Et si 90 % de ce qu'un collaborateur apprend vraiment ne venait pas des salles de formation ? Deux modèles fondateurs répondent à deux questions distinctes : comment concevoir l'apprentissage, et comment en mesurer l'impact.
Le 70-20-10 : concevoir l'apprentissage
Formalisé par McCall, Lombardo et Eichinger au Center for Creative Leadership à la fin des années 1980 (étude sur 200 dirigeants), le modèle répartit l'apprentissage en trois sources :
- 70 % — Expérience : missions stretch, projets transverses, gestion de crise, responsabilité P&L. C'est la source principale.
- 20 % — Social : mentorat, coaching, feedback 360°, codéveloppement, shadowing.

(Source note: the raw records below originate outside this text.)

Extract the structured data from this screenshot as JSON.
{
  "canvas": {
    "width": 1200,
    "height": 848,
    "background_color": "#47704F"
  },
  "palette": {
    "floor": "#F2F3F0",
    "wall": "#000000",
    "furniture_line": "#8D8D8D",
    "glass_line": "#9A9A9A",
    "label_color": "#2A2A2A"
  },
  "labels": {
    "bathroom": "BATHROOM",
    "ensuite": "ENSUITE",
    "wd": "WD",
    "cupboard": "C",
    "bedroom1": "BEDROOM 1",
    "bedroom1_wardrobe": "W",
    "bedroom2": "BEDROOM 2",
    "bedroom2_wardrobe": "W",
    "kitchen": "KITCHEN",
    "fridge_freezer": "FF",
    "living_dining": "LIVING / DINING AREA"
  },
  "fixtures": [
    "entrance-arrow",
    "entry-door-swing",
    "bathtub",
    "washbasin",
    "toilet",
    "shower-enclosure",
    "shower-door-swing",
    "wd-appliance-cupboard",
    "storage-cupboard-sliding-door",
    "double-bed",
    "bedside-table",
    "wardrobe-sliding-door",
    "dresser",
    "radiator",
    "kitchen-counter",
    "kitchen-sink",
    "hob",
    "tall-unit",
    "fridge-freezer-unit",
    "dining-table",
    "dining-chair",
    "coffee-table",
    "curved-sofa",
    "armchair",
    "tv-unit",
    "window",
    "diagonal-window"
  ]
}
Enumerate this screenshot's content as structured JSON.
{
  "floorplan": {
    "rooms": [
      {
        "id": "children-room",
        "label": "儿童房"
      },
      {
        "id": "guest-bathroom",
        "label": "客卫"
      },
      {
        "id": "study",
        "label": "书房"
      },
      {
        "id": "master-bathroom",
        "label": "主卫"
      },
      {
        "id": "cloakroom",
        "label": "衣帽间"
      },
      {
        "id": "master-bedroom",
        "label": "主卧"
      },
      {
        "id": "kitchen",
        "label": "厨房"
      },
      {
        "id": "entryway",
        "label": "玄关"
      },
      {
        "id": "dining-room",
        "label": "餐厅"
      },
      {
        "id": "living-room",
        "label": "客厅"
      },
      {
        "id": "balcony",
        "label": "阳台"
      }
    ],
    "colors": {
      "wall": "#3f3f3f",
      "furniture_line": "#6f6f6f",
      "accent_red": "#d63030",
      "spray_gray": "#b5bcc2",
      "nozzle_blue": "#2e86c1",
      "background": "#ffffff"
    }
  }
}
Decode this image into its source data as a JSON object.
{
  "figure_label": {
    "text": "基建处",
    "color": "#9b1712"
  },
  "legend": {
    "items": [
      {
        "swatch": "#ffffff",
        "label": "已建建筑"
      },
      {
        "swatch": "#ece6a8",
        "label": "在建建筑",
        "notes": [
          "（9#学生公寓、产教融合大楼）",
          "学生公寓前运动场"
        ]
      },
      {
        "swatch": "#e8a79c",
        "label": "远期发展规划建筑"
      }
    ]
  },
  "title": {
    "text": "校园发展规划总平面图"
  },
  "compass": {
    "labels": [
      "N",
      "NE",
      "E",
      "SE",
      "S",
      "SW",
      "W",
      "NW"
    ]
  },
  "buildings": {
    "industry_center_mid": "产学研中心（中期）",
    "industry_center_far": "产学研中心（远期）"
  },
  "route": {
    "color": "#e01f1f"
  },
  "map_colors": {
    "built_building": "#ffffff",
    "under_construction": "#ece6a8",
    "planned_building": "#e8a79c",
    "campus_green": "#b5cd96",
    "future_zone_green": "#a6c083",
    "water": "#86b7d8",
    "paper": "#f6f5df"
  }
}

- 10 % — Formel : cours, e-learning, certifications, lectures, qui transmettent un socle et un vocabulaire commun.
Pourquoi le 70 % domine
Les connaissances acquises en contexte réel s'ancrent mieux car elles sont immédiatement mobilisées. Un défi légèrement supérieur aux compétences actuelles (règle : 70 % connu + 30 % nouveau) active les apprentissages les plus profonds — la zone proximale de développement de Vygotski.
Kirkpatrick : évaluer la formation
Le modèle de Donald Kirkpatrick (1959, formalisé en 1994) définit quatre niveaux d'évaluation : réaction (satisfaction), apprentissage (acquis), comportement (transfert en poste) et résultats (impact business). Son fils James Kirkpatrick l'a actualisé en 2016 en insistant sur l'inversion du raisonnement : partir des résultats visés pour concevoir la formation.
Pourquoi combiner les deux
Sans le 70-20-10, on sur-investit dans le formel, pourtant 9 fois moins impactant selon le CCL. Sans Kirkpatrick, on mesure la satisfaction sans vérifier le transfert : 85 % des évaluations en France s'arrêtent au niveau 1 (Cegos 2023).